Wenjie Jiang from the Medical College of Qingdao University of Shandong in Qingdao, PR China and colleagues published a review of 37 published studies suggesting that the association between coffee or caffeine intake and risk of breast cancer was weak if there was any.
However, they found evidence suggesting that frequently drinking coffee may reduce risk of breast cancer in postmenopausal women by 6% and in BRCAQ1 mutation carriers by 31 percent.
Further, they found a linear dose-response relationship between coffee drinking and risk of breast cancer, that is, every 2 cups per day of coffee was linked to a 2 percent reduction in breast cancer risk and every 200 mg per day of caffeine was associated with 1 percent reduction in the risk.

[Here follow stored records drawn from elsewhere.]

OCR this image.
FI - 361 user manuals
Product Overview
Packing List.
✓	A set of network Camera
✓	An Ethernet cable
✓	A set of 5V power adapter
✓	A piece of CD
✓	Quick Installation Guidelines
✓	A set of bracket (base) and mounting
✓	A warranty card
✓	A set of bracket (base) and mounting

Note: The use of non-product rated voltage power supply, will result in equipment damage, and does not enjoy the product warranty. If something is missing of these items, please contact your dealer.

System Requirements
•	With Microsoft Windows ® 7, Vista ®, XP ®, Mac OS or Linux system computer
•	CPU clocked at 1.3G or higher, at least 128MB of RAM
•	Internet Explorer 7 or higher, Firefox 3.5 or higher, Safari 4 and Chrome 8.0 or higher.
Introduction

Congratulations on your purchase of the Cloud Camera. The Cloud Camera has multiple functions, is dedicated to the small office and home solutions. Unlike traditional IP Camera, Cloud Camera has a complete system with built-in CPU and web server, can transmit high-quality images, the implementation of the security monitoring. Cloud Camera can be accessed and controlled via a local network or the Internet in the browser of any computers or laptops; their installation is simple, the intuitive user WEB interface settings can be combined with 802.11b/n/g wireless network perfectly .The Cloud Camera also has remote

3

One in eight women in the United States are expected to develop breast cancer. Each year more than 200,000 women in the United States are actually diagnosed with the disease which along with treatment and disease complications kills more than 37,000 annually.
Breast cancer in many cases can be prevented. An authoritative organization says that two most important risk factors for breast cancer are hormone replacement therapy and medical radiation including x-ray used in mammography for breast cancer screening although many other factors may also contribute to the development of the disease.